A Movement in Rwanda is Catalyzing Hope

The first piece of the three-stage flight to Rwanda is complete. I write from Amsterdam’s international airport with a looming 4 hour lay over. This gives me the opportunity to do something I normally do not – set a stage before arriving.

When I began planning this project I knew that the sub-Saharan portion would most likely be the most difficult. It would prove the most challenging to plan, the most expensive to price (an airline ticket is nearly double the cost of any of my other flights), and perhaps the most telling in the effects of HIV on a community, a country, a region. The efforts of Partners in Health in Rwanda has been something I have wanted to see, witness, and document since helping raise thousands of dollars for its cause through my FACEAIDS chapter at Fairfield University. We would get emails from the field and personal stories of success making Rwanda this intimate yet intangible part of our motivation. The culmination of why over 120 universities had FACEAIDS chapters was exemplified in Dr. Paul Farmer’s keynote address at last November’s national conference.

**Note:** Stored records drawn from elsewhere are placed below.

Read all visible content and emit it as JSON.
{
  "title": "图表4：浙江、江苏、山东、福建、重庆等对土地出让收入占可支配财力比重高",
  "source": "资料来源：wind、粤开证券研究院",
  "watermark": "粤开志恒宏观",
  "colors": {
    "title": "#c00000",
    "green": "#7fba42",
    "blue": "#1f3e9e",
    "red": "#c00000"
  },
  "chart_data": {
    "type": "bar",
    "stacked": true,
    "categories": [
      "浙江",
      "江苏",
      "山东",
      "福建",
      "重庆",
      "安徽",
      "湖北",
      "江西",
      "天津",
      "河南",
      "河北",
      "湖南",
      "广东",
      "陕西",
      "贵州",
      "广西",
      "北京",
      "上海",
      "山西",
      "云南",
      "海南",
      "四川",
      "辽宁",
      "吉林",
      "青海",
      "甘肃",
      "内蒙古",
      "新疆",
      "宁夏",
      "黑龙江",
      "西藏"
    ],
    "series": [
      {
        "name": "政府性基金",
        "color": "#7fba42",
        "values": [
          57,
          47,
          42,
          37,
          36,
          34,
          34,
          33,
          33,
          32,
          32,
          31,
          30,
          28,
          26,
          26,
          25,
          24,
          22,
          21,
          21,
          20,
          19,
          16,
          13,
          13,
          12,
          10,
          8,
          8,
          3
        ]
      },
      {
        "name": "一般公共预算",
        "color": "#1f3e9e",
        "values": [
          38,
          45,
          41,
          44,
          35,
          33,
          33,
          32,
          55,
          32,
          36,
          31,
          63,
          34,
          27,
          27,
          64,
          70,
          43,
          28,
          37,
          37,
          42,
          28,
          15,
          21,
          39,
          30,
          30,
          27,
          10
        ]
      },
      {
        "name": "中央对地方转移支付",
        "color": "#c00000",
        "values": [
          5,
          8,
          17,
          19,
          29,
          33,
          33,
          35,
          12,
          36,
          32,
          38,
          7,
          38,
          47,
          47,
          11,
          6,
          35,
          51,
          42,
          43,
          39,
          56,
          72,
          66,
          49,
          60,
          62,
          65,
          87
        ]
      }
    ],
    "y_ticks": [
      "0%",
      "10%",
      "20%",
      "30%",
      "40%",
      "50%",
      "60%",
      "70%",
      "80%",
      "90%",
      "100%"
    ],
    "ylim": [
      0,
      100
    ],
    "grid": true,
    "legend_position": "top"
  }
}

Farmer’s speech highlighted the unified efforts of the Rwandan government, the Clinton foundation, and Partners in Health (PIH) to develop a national healthcare system that maintains the model that has made the Boston based ngo the gold standard of HIV treatment organizations. It was the message of a combined effort that resonated with me during his talk. So many players on this stage, yet one clear mission – creating and implementing a healthcare system that brought health, development, and human rights together. The “story” is best explained in this recent article from the Boston Globe. It is full of insight and spirit and best explains why it is a privilege to document the work being accomplished. I only hope my writings from Rwanda capture the same vivid message of what I call a movement.
I was introduced to the “movement” through Partners in Health’s projects, but the more I researched about work being done in Rwanda I saw that many entities are invested in making a difference in the country. It is this movement that is bringing hope to the “Land of a Thousand Hills”. It paves the way for a bright future that no one could have predicted following the 1994 Rwandan genocide. In the aftermath of 800,000 Tutsi and moderate Hutu deaths Rwanda has found a way to reconcile and move forward with the goal of the whole in mind.

In two weeks time I will be onsite at PIH’s countryside hospital/clinic. Before that I will be in the capital of Kigali meeting with representatives of the United Nations Develop Program, the Rwandan health ministry, and the US President’s Emergency Plan for AIDS Relief (PEPFAR) as well as other organizations, such as Orphans of Rwanda and FACEAIDS. The meetings will focus of how each of these entities plays a role in the movement. It is with great anticipation and over two years of “hearing, reading, and fundraising” that I embark on this leg of the Global AIDS Project.